La Fiscalía considera preliminarmente que estos elementos permiten investigar la existencia de una organización criminal con una posible estructura jerárquica y reparto coordinado de funciones. Pero las declaraciones siguen siendo elementos iniciales de investigación: deberán ser corroboradas con evidencia independiente antes de que pueda establecerse responsabilidad penal.
LA CAMIONETA QUE UN VECINO NO OLVIDÓ
La disposición fiscal señala que aproximadamente a la 1:30 de la madrugada del 31 de agosto, la Policía continuaba ejecutando operativos en distintos sectores de Trujillo como consecuencia del secuestro ocurrido horas antes. Los agentes buscaban información que permitiera localizar a Jenss Lara. En El Porvenir apareció entonces el testigo.
El hombre dijo haber visto una camioneta Hilux blanca frente al inmueble de la calle Independencia N.° 2112. Después de observar las noticias sobre el secuestro, reconoció características similares a las del vehículo buscado, según la PNP. Los agentes llegaron hasta el lugar. Desde una abertura de una ventana observaron el interior. Una persona habría intentado correr hacia el fondo del inmueble. Los policías ingresaron. Primero intervinieron a Irving Gary Rodríguez Cruz. Después encontraron a Frank Junior Quezada Cruz debajo de una cama.
Según el documento fiscal, Quezada opuso resistencia y fue reducido por los agentes. Pero había algo más. Junto al lugar donde se encontraba aparecieron dos artefactos explosivos rojos EMULNOR 3000 7/8” de Famesa. En su mano tenía un teléfono Motorola Moto G15. Aquella intervención sería el inicio de la cadena.
“NATO” EMPIEZA A HABLAR
Una vez informado de sus derechos, Frank Junior Quezada Cruz habría decidido proporcionar voluntariamente información. La disposición fiscal registra que manifestó conocer lo ocurrido durante la madrugada del 30 de agosto en Húsares de Junín y consigna que señaló su “participación directa” en los hechos. Después comenzó a proporcionar nombres. Mencionó a Julio Zavaleta Quezada, conocido como “Juliacho” o “Jota”. Señaló a Óscar Cruz Basilio, alias “O”. También mencionó a Ángel Fabricio Bocanegra Linares, “Folo”, a César García Rivera, “Bolo” o “Bolacho”, y a otro individuo identificado solamente como “Ares”.
No se trataba únicamente de una relación de nombres.

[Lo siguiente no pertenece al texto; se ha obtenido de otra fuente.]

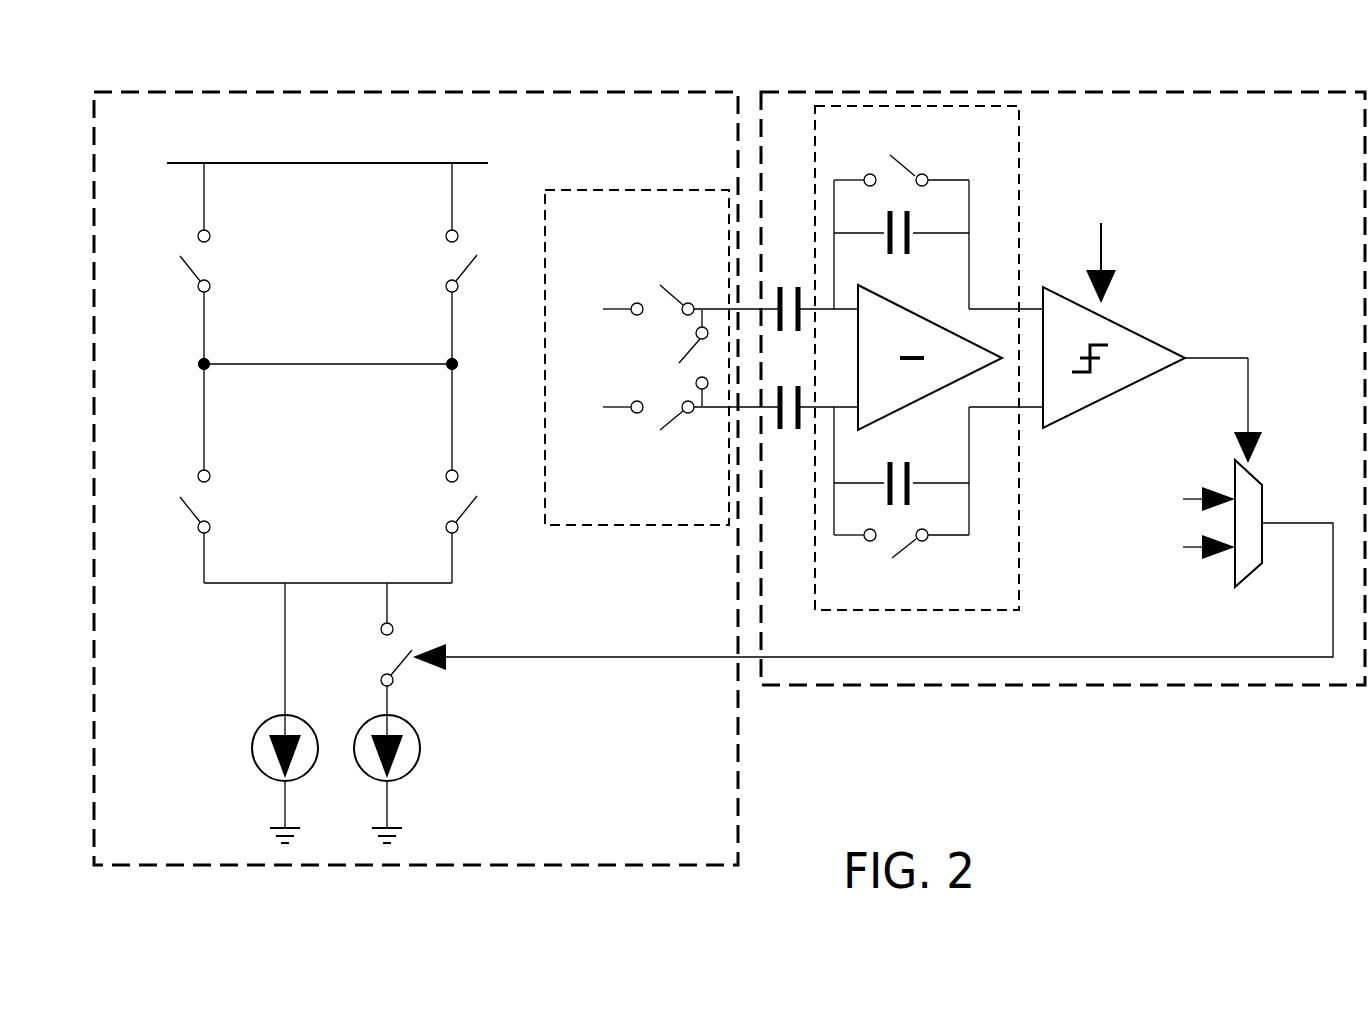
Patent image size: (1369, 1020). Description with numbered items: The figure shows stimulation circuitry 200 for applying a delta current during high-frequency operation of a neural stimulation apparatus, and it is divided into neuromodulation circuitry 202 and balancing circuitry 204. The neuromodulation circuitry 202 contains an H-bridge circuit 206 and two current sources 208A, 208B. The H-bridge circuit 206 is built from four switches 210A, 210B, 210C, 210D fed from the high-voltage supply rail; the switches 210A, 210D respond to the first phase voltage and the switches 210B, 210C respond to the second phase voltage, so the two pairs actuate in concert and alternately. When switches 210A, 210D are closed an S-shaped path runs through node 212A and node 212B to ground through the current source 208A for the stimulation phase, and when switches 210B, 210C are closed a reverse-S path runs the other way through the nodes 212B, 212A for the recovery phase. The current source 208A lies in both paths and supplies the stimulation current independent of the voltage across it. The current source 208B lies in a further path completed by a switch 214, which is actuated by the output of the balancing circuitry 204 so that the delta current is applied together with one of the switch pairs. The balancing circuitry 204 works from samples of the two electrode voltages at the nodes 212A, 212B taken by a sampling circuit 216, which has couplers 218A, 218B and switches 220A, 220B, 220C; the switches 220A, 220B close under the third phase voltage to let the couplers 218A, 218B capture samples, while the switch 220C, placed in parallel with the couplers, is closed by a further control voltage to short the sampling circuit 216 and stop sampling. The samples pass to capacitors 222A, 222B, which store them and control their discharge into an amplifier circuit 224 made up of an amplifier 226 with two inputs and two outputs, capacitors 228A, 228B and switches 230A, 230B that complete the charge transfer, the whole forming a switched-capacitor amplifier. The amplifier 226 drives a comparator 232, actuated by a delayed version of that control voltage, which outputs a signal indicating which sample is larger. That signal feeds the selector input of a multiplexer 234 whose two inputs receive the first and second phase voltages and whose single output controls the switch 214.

The stimulation circuitry 200 is at (108, 70).
The neuromodulation circuitry 202 is at (416, 501).
The balancing circuitry 204 is at (1063, 411).
The H-bridge circuit 206 is at (122, 362).
The current source 208A is at (266, 720).
The current source 208B is at (413, 723).
The switch 210A is at (233, 254).
The switch 210B is at (425, 265).
The switch 210C is at (233, 494).
The switch 210D is at (425, 506).
The node 212A is at (208, 370).
The node 212B is at (448, 368).
The switch 214 is at (425, 630).
The sampling circuit 216 is at (572, 190).
The coupler 218A is at (618, 303).
The coupler 218B is at (615, 418).
The switch 220A is at (660, 283).
The switch 220B is at (672, 428).
The switch 220C is at (692, 348).
The capacitor 222A is at (787, 270).
The capacitor 222B is at (790, 460).
The amplifier circuit 224 is at (1019, 142).
The amplifier 226 is at (942, 325).
The capacitor 228A is at (920, 232).
The capacitor 228B is at (922, 483).
The switch 230A is at (873, 150).
The switch 230B is at (870, 560).
The comparator 232 is at (1148, 333).
The multiplexer 234 is at (1265, 500).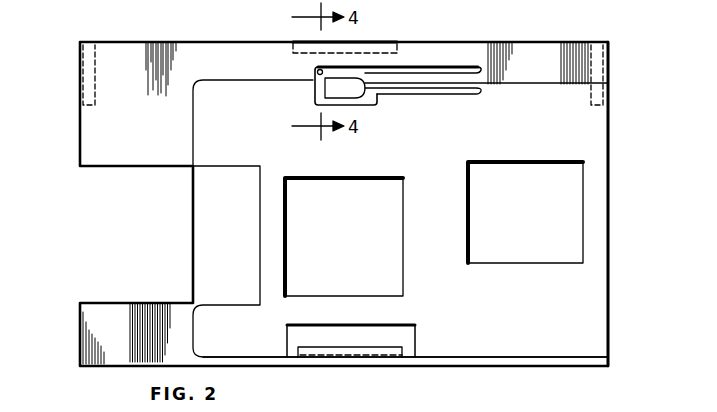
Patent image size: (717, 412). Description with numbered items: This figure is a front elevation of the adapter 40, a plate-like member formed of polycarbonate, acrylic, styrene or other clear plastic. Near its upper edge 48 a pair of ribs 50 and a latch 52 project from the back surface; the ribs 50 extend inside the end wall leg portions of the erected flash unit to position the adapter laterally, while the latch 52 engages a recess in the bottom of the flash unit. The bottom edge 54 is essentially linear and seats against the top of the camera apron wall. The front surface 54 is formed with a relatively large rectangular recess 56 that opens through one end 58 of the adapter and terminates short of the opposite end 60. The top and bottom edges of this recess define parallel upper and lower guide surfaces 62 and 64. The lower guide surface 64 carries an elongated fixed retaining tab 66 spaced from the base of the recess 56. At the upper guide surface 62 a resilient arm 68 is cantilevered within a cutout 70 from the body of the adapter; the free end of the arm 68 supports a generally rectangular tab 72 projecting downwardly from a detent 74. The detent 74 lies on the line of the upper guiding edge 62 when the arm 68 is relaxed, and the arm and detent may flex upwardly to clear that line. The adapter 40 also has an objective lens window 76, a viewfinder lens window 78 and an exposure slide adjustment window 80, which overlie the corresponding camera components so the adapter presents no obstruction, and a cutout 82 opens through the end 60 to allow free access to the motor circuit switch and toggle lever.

The adapter 40 is at (72, 110).
The upper edge 48 is at (527, 36).
The ribs 50 is at (96, 69).
The latch 52 is at (362, 46).
The bottom edge 54 is at (150, 128).
The rectangular recess 56 is at (520, 304).
The one end 58 is at (611, 299).
The opposite end 60 is at (79, 320).
The upper guide surface 62 is at (500, 90).
The lower guide surface 64 is at (534, 357).
The retaining tab 66 is at (397, 352).
The resilient arm 68 is at (426, 78).
The cutout 70 is at (316, 72).
The rectangular tab 72 is at (315, 97).
The detent 74 is at (365, 80).
The objective lens window 76 is at (403, 247).
The viewfinder lens window 78 is at (583, 204).
The exposure slide adjustment window 80 is at (386, 331).
The cutout 82 is at (156, 303).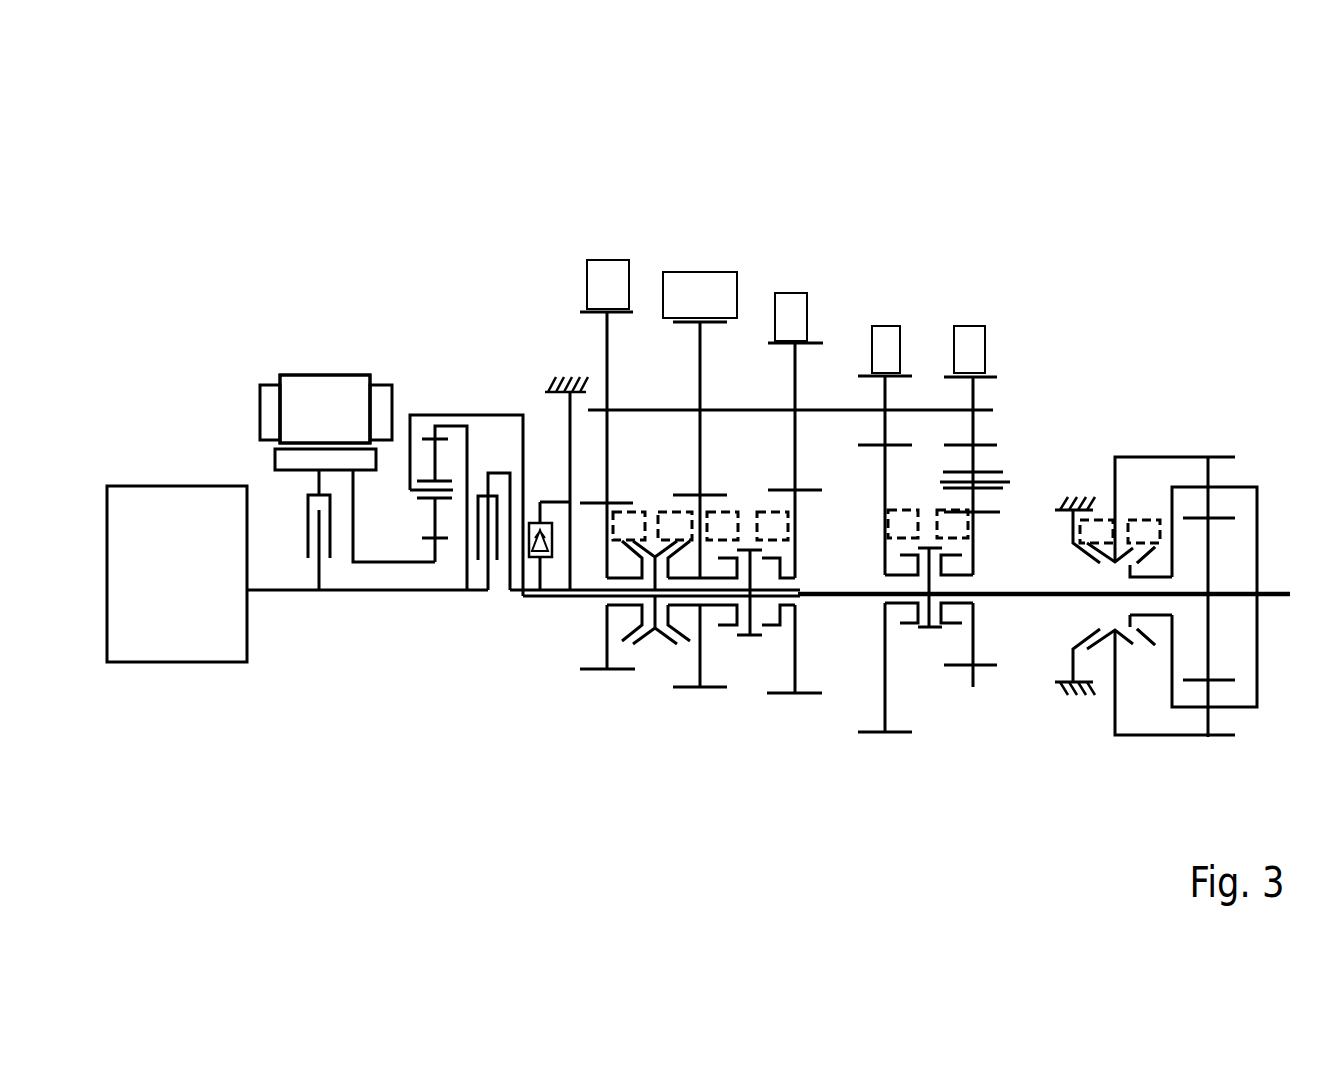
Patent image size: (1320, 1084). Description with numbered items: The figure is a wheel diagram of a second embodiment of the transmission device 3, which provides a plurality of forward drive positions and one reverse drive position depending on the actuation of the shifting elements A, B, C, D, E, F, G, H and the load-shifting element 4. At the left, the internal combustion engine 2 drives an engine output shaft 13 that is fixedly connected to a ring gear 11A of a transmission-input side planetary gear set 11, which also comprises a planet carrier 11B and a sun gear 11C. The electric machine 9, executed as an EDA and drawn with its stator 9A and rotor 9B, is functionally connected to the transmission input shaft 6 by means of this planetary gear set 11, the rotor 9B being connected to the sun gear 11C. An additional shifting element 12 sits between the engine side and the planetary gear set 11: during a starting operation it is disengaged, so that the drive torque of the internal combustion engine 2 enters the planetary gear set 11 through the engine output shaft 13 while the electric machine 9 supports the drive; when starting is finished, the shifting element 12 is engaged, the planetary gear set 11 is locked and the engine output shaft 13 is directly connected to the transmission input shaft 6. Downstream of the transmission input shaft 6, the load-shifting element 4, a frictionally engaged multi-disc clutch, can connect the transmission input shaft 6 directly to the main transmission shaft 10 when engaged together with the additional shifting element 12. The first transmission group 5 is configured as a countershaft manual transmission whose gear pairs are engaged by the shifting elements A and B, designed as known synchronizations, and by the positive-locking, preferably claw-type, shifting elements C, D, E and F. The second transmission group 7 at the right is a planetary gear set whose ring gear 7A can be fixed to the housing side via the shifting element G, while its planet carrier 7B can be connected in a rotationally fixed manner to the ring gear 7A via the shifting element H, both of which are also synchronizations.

The internal combustion engine 2 is at (172, 642).
The transmission device 3 is at (440, 252).
The load-shifting element 4 is at (496, 583).
The first transmission group 5 is at (789, 270).
The transmission input shaft 6 is at (493, 415).
The second transmission group 7 is at (1161, 515).
The ring gear 7A is at (1168, 455).
The planet carrier 7B is at (1242, 485).
The electric machine 9 is at (328, 346).
The stator 9A is at (300, 393).
The rotor 9B is at (285, 458).
The main transmission shaft 10 is at (845, 598).
The planetary gear set 11 is at (426, 509).
The ring gear 11A is at (447, 426).
The planet carrier 11B is at (408, 486).
The sun gear 11C is at (378, 563).
The additional shifting element 12 is at (295, 550).
The engine output shaft 13 is at (265, 590).
The shifting element A is at (627, 640).
The shifting element B is at (682, 640).
The shifting element C is at (725, 630).
The shifting element D is at (773, 632).
The shifting element E is at (913, 630).
The shifting element F is at (962, 630).
The shifting element G is at (1097, 645).
The shifting element H is at (1137, 640).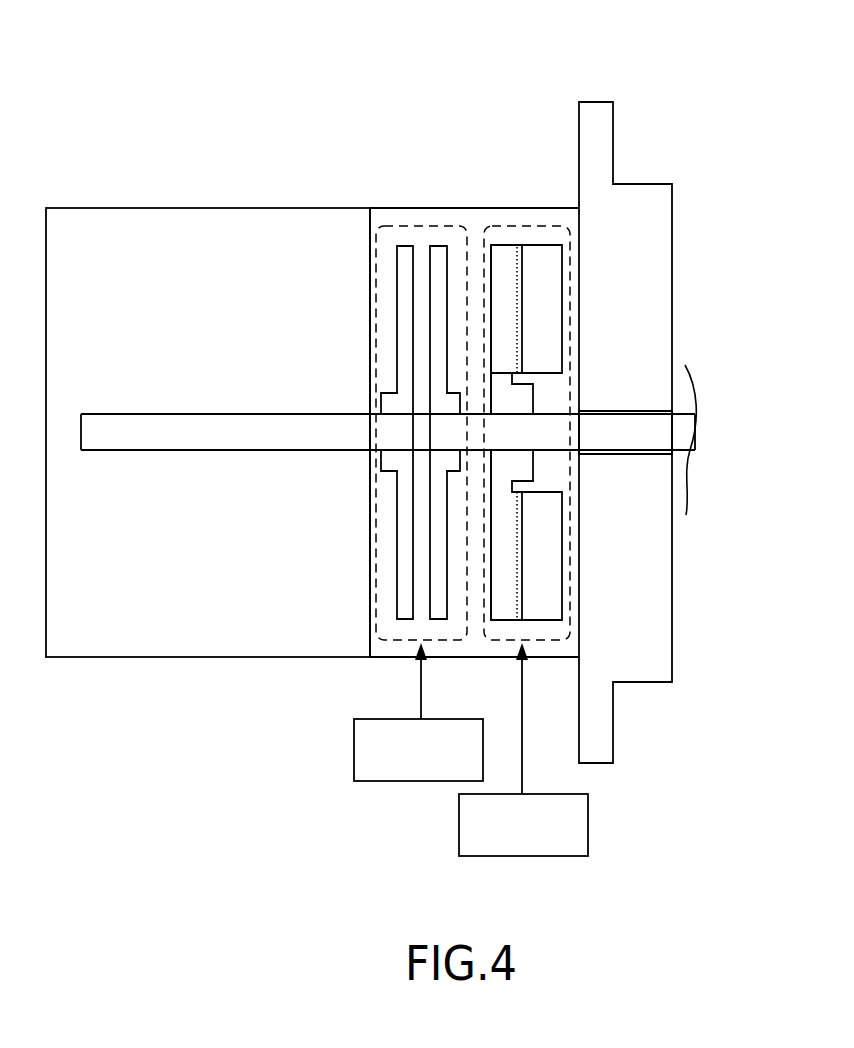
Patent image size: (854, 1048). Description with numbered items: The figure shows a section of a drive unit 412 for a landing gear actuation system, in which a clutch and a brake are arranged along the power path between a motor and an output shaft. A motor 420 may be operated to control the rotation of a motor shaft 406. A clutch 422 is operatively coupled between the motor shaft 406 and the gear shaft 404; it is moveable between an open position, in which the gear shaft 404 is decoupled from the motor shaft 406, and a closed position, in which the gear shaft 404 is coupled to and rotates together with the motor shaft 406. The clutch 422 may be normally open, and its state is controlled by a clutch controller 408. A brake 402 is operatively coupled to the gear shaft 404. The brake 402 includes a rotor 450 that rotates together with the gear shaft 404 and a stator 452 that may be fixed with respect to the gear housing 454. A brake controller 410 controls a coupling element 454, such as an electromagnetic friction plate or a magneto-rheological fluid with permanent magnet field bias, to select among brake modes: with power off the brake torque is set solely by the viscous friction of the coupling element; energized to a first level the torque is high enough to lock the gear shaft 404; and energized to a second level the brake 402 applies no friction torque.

The drive unit 412 is at (283, 81).
The motor 420 is at (212, 614).
The motor shaft 406 is at (212, 414).
The gear housing / coupling element 454 is at (579, 128).
The gear shaft 404 is at (618, 414).
The clutch 422 is at (423, 226).
The brake 402 is at (520, 224).
The rotor 450 is at (500, 250).
The stator 452 is at (560, 265).
The clutch controller 408 is at (354, 752).
The brake controller 410 is at (588, 820).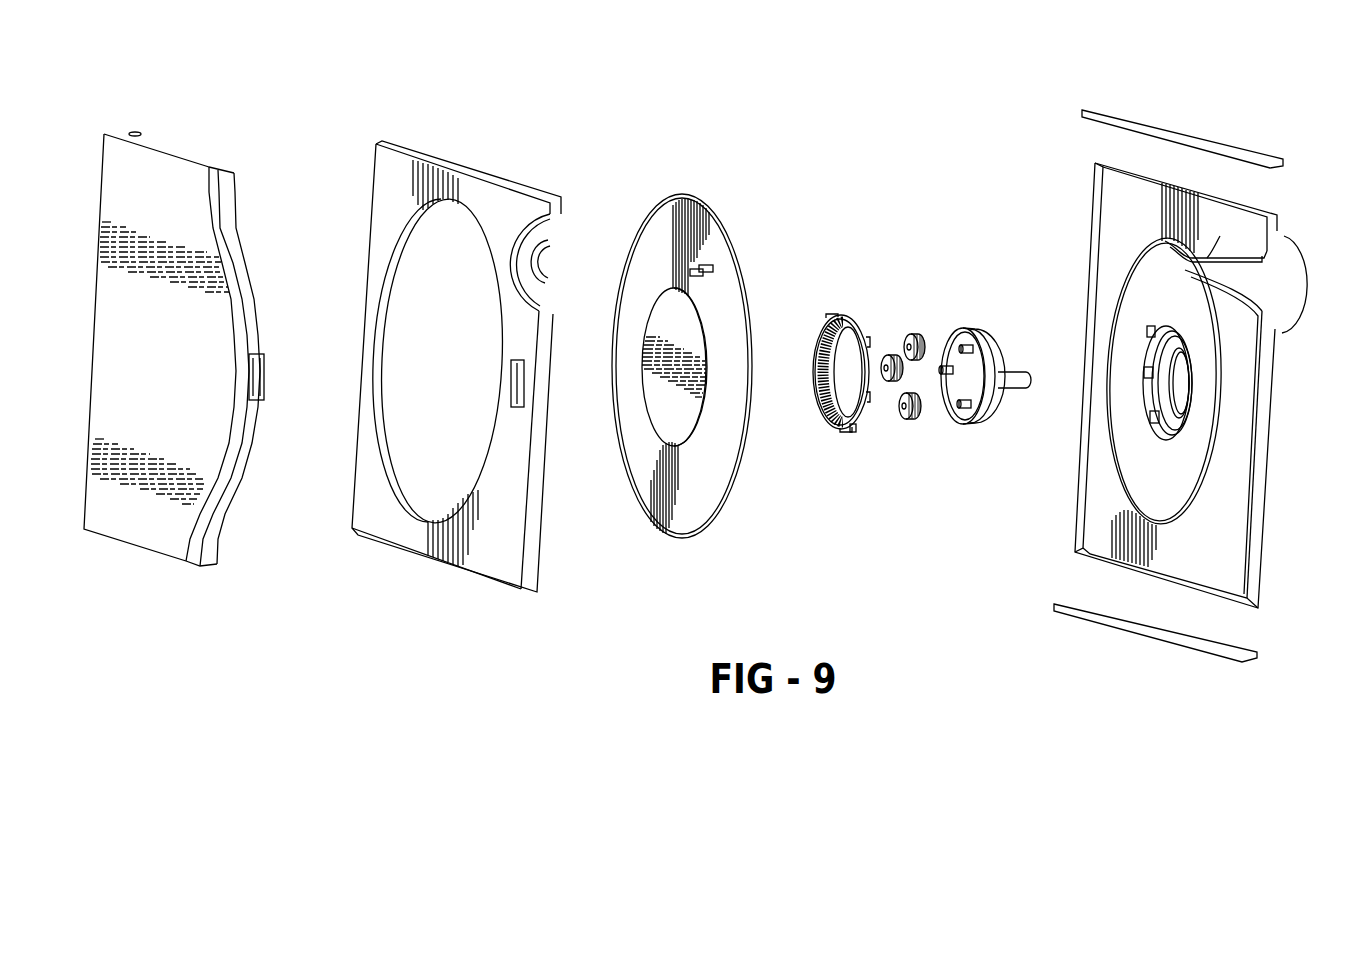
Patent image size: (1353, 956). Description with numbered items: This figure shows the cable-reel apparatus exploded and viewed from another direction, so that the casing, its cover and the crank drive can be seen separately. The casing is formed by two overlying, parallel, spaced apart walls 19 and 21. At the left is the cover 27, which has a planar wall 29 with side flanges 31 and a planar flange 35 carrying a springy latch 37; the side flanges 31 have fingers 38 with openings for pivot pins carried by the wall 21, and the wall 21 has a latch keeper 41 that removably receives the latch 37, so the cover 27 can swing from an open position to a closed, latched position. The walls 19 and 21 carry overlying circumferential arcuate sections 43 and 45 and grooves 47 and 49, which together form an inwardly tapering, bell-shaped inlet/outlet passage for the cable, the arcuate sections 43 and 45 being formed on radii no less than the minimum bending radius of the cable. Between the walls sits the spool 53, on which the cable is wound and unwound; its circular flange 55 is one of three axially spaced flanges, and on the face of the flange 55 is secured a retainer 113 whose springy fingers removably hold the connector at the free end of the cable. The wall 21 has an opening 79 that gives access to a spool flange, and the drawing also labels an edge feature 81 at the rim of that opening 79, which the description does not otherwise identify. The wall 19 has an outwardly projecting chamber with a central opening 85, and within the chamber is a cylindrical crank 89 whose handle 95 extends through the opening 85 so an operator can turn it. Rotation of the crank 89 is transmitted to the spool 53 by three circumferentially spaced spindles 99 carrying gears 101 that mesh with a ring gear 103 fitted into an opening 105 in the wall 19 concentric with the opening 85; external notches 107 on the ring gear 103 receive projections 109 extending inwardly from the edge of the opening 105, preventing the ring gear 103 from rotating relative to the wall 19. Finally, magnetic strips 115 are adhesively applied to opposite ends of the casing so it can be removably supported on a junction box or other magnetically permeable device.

The wall 19 is at (1193, 381).
The wall 21 is at (483, 366).
The cover 27 is at (204, 311).
The planar wall 29 is at (156, 350).
The side flanges 31 is at (211, 153).
The planar flange 35 is at (249, 318).
The springy latch 37 is at (268, 382).
The fingers 38 is at (136, 131).
The latch keeper 41 is at (524, 386).
The arcuate section 43 is at (1290, 258).
The arcuate section 45 is at (541, 278).
The groove 47 is at (1220, 236).
The groove 49 is at (537, 247).
The spool 53 is at (740, 366).
The circular flange 55 is at (692, 522).
The opening 79 is at (484, 440).
The rim 81 is at (388, 288).
The opening 85 is at (1182, 377).
The cylindrical crank 89 is at (997, 387).
The handle 95 is at (1025, 372).
The spindles 99 is at (966, 344).
The gears 101 is at (917, 334).
The ring gear 103 is at (820, 378).
The opening 105 is at (1234, 355).
The external notches 107 is at (852, 432).
The projections 109 is at (1145, 385).
The retainer 113 is at (708, 285).
The magnetic strips 115 is at (1226, 146).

La versión atribuida a Quezada empezó a describir funciones. Según quedó registrado, “O” habría dado órdenes; “Folo” aparecería relacionado con la ejecución del hecho; César García habría tenido participación vinculada con una Toyota Hilux; y “Ares” habría intervenido en la recepción del vehículo y de indumentaria policial.
La declaración también introduce uno de los puntos más sensibles de todo el caso: uniformes y chalecos de la unidad policial Grecco que presuntamente serían utilizados durante el secuestro. El documento fiscal no determina de dónde procedieron esas prendas ni establece que hayan sido proporcionadas por policías. Esa es una diferencia fundamental. Lo que sí registra es que los uniformes aparecen mencionados dentro de la logística descrita por uno de los intervenidos.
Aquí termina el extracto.